Collaborate with peers, experts, and others using collaborative practices such as pair programming, working in project teams, and participating in group active learning activities.

Computing Practice & Programming (CPP)

Demonstrate an understanding of algorithms and their practical application.

Student Worksheet

Design your own maze and solve it..

You are working as a team of engineers who have been given the challenge to design a maze using the materials given to you, and then solve it. By this time, you might have already seen what a maze looks like, and some interesting maze solving robots. Before jumping into the real game, let’s get started with building the maze. As you have seen, the maze consists of a platform and walls fitted onto it. Once you build your own maze with the dimensions suggested by your teacher, you will have to solve the maze – coming up with a step by step procedure you can give to the robot such that it can travel from source to destination. The maze has sixteen cells. The source is at the left bottom cell of the maze and the destination is at the right top of the maze.

Planning

As a team, discuss among yourselves how to go about building the maze. You will have to decide what all materials you need. You can get them from your teacher. You may return materials, exchange materials with other teams. Consult with your teacher, if you need any clarification or doubts at this stage.

Building

Take the material you use for the platform, say, the cardboard. Using the pencil or sketch pen, draw a layout of the maze on the platform. Share materials with other teams to build your maze. This is team work and it is important that you discuss among your team members and enjoy the spirit of working in a team. Share your thoughts and share your work. Listen to your friends, and help them out. Be sure to watch how other teams have designed their maze and how different the mazes are, compared to yours.

Solving

Now it’s time to start solving the maze. Take down the path in terms of the cell numbers, through which a mouse (a robot) has to travel to the reach the destination from the source. Now, think what made you arrive at your solution. Describe the logic behind your solution. Discuss among your friends and write it down.

It’s important to think of the solution in terms of numbers.

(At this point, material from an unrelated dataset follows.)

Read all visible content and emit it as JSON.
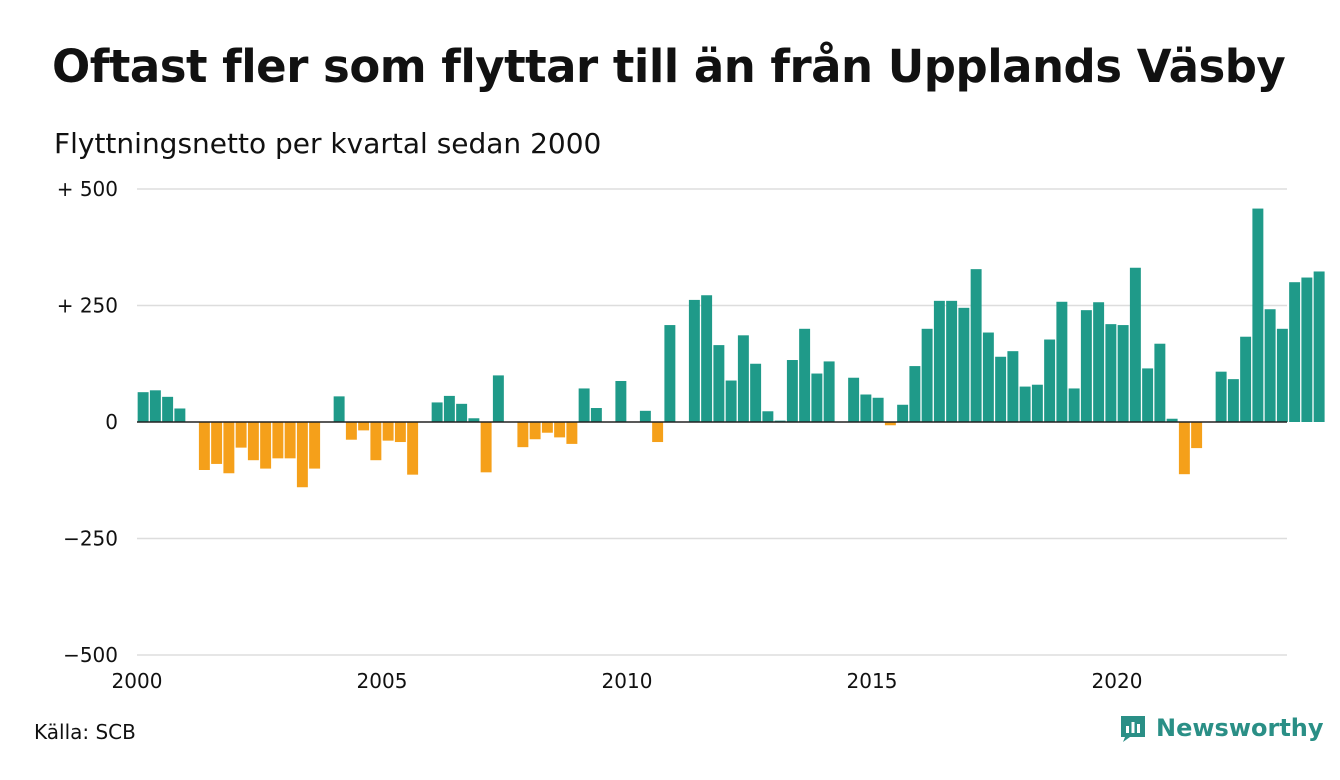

You can see the whole maze, and think about how to get from the source to the destination. However, you are much smarter than the robot. The robot cannot see the destination or understand the whole maze – the robot just knows the number of its current position and the numbers of the neighboring squares it can move to.

This is the real problem, how do you describe the solution to the robot? The robot doesn’t know how to solve the maze. It only knows the source number is 1, and destination number is 16. So you have to give the robot a set of instructions such that the robot reaches the destination. Take down the instructions; consult your teacher for verification.

When you are doing this, think about how your solution would work if the maze was constructed differently. It is easy to design a solution if you know the maze beforehand, and simple tell the robot the moves it requires. However, can you come up with a solution that would work no matter what the pattern of the maze was? Can you think of ways of testing your solution?

Evaluation

Use this worksheet to evaluate your team’s results in this lesson.

Did you succeed in building the maze based on the figure given to you? If not, why?

Did you succeed in arriving at the solution for the maze? In other words, were you able to give the robot proper ‘instructions’ such that it could reach the destination? If not, why?